Some of this story can be read in the preview of Future on Ice. (62% into preview)
Short Stories About Fathers, Cont’d
“Benefit Performance” by Bernard Malamud
Maurice Rosenfeld, an actor, returns to his small apartment where he lives with his wife and grown daughter. His wife is out working, so he fixes himself something to eat. His daughter’s boyfriend, Ephraim, a plumber, is coming over.
This story can be read in the preview of The Complete Stories. (40% in)
“Likes” by Sarah Shun-lien Bynum
A father scrolls through his daughter’s Instagram, trying to get a sense of how she’s doing.

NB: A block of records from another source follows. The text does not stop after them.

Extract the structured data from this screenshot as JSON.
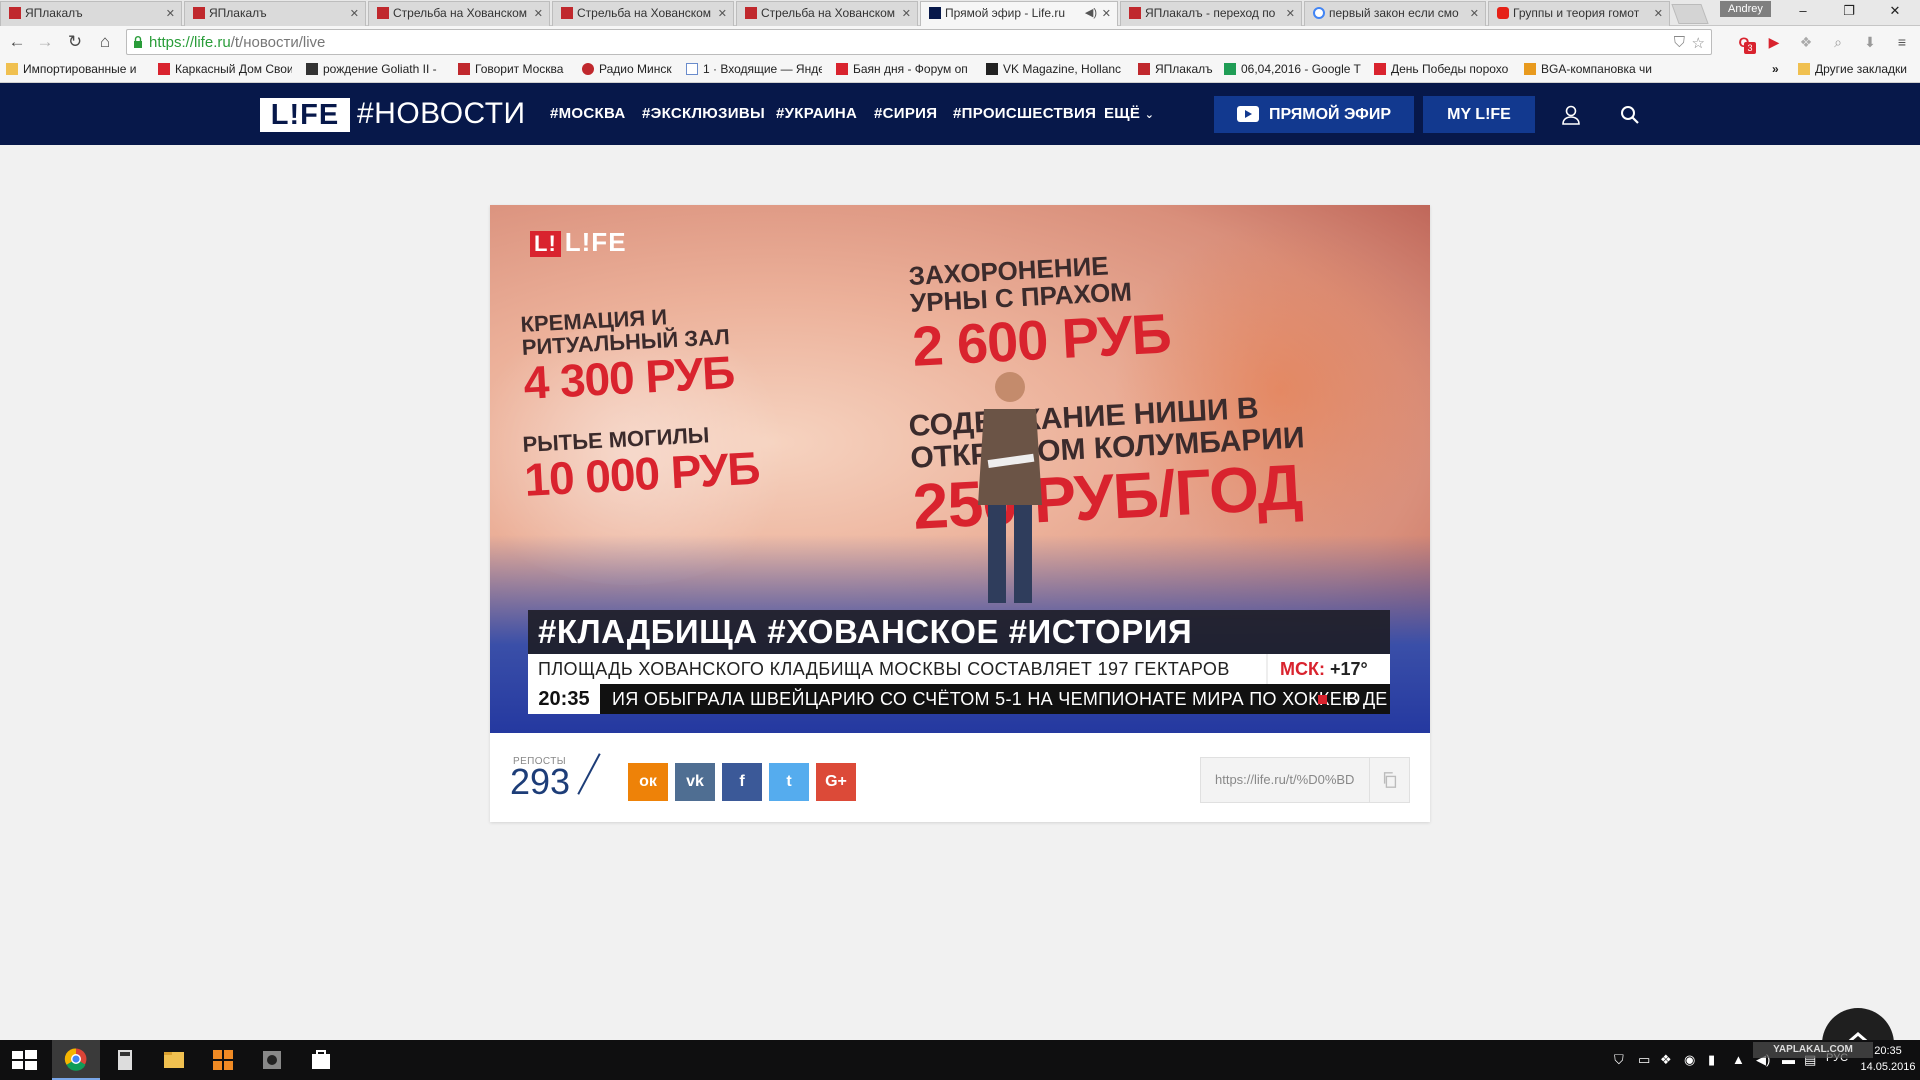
{
  "browser": {
    "tabs": [
      {
        "label": "ЯПлакалъ"
      },
      {
        "label": "ЯПлакалъ"
      },
      {
        "label": "Стрельба на Хованском"
      },
      {
        "label": "Стрельба на Хованском"
      },
      {
        "label": "Стрельба на Хованском"
      },
      {
        "label": "Прямой эфир - Life.ru"
      },
      {
        "label": "ЯПлакалъ - переход по"
      },
      {
        "label": "первый закон если смо"
      },
      {
        "label": "Группы и теория гомот"
      }
    ],
    "profile_name": "Andrey",
    "url_domain": "https://life.ru",
    "url_path": "/t/новости/live",
    "extension_badge": "3",
    "bookmarks": [
      "Импортированные и",
      "Каркасный Дом Свои",
      "рождение Goliath II -",
      "Говорит Москва",
      "Радио Минск",
      "1 · Входящие — Янде",
      "Баян дня - Форум оп",
      "VK Magazine, Hollanc",
      "ЯПлакалъ",
      "06,04,2016 - Google T",
      "День Победы порохо",
      "BGA-компановка чи"
    ],
    "bookmarks_overflow": "»",
    "other_bookmarks": "Другие закладки"
  },
  "site": {
    "logo": "L!FE",
    "section": "#НОВОСТИ",
    "nav": [
      "#МОСКВА",
      "#ЭКСКЛЮЗИВЫ",
      "#УКРАИНА",
      "#СИРИЯ",
      "#ПРОИСШЕСТВИЯ",
      "ЕЩЁ"
    ],
    "live_button": "ПРЯМОЙ ЭФИР",
    "mylife_button": "MY L!FE"
  },
  "video": {
    "channel_logo_mark": "L!",
    "channel_logo_text": "L!FE",
    "screen_lines": [
      {
        "dark": "КРЕМАЦИЯ И РИТУАЛЬНЫЙ ЗАЛ",
        "red": "4 300 РУБ"
      },
      {
        "dark": "РЫТЬЕ МОГИЛЫ",
        "red": "10 000 РУБ"
      },
      {
        "dark": "ЗАХОРОНЕНИЕ УРНЫ С ПРАХОМ",
        "red": "2 600 РУБ"
      },
      {
        "dark": "СОДЕРЖАНИЕ НИШИ В ОТКРЫТОМ КОЛУМБАРИИ",
        "red": "250 РУБ/ГОД"
      }
    ],
    "hashtags": "#КЛАДБИЩА #ХОВАНСКОЕ #ИСТОРИЯ",
    "headline": "ПЛОЩАДЬ ХОВАНСКОГО КЛАДБИЩА МОСКВЫ СОСТАВЛЯЕТ 197 ГЕКТАРОВ",
    "weather_city": "МСК:",
    "weather_temp": "+17°",
    "time": "20:35",
    "ticker": "ИЯ ОБЫГРАЛА ШВЕЙЦАРИЮ СО СЧЁТОМ 5-1 НА ЧЕМПИОНАТЕ МИРА ПО ХОККЕЮ",
    "ticker_tail": "В ДЕ"
  },
  "share": {
    "reposts_label": "РЕПОСТЫ",
    "reposts_count": "293",
    "buttons": [
      {
        "name": "odnoklassniki",
        "glyph": "ок",
        "color": "#ee8208"
      },
      {
        "name": "vkontakte",
        "glyph": "vk",
        "color": "#4f6e92"
      },
      {
        "name": "facebook",
        "glyph": "f",
        "color": "#3b5998"
      },
      {
        "name": "twitter",
        "glyph": "t",
        "color": "#55acee"
      },
      {
        "name": "google-plus",
        "glyph": "G+",
        "color": "#dc4a38"
      }
    ],
    "link": "https://life.ru/t/%D0%BD"
  },
  "taskbar": {
    "lang": "РУС",
    "time": "20:35",
    "date": "14.05.2016",
    "watermark": "YAPLAKAL.COM"
  }
}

She doesn’t talk to him much. He drives her to physical therapy twice a week for joint problems. Her mood varies, and she doesn’t feel like she has friends. She’s going to try out for a part in the “Nutcracker.”
“Fish” by Jill McCorkle
A dying man’s youngest daughter remembers his life, including time they spent together and his depression.
“The Homecoming Stranger” by Bei Dao (Zhao Zhenkai / Shi Mo)
Lanlan is in her mid-twenties when she and her family get the news that Papa has been released from prison after twenty years of being held as an enemy of the state. The Communist Party moves the family into a bigger apartment. Lanlan isn’t eager to see her father, feeling alienated from him after so long apart.
“Old Rogaum and His Theresa” by Theodore Dreiser
Mr. Rogaum, a butcher, tells his daughter to get home earlier at night, but she wants to stay out with her friend and two young men of the neighborhood. Mr. Rogaum threatens to lock her out next time.
“Able, Baker, Charlie, Dog” by Stephanie Vaughn
Gemma relates episode from her life, with a focus on her father, Zachary, a military officer. He was an alcoholic, which caused a lot of tension between her parents. He made a point of teaching Gemma lessons he thought would benefit her. Her grandmother also lived with them.
I’ll keep adding short stories about fathers as I find them.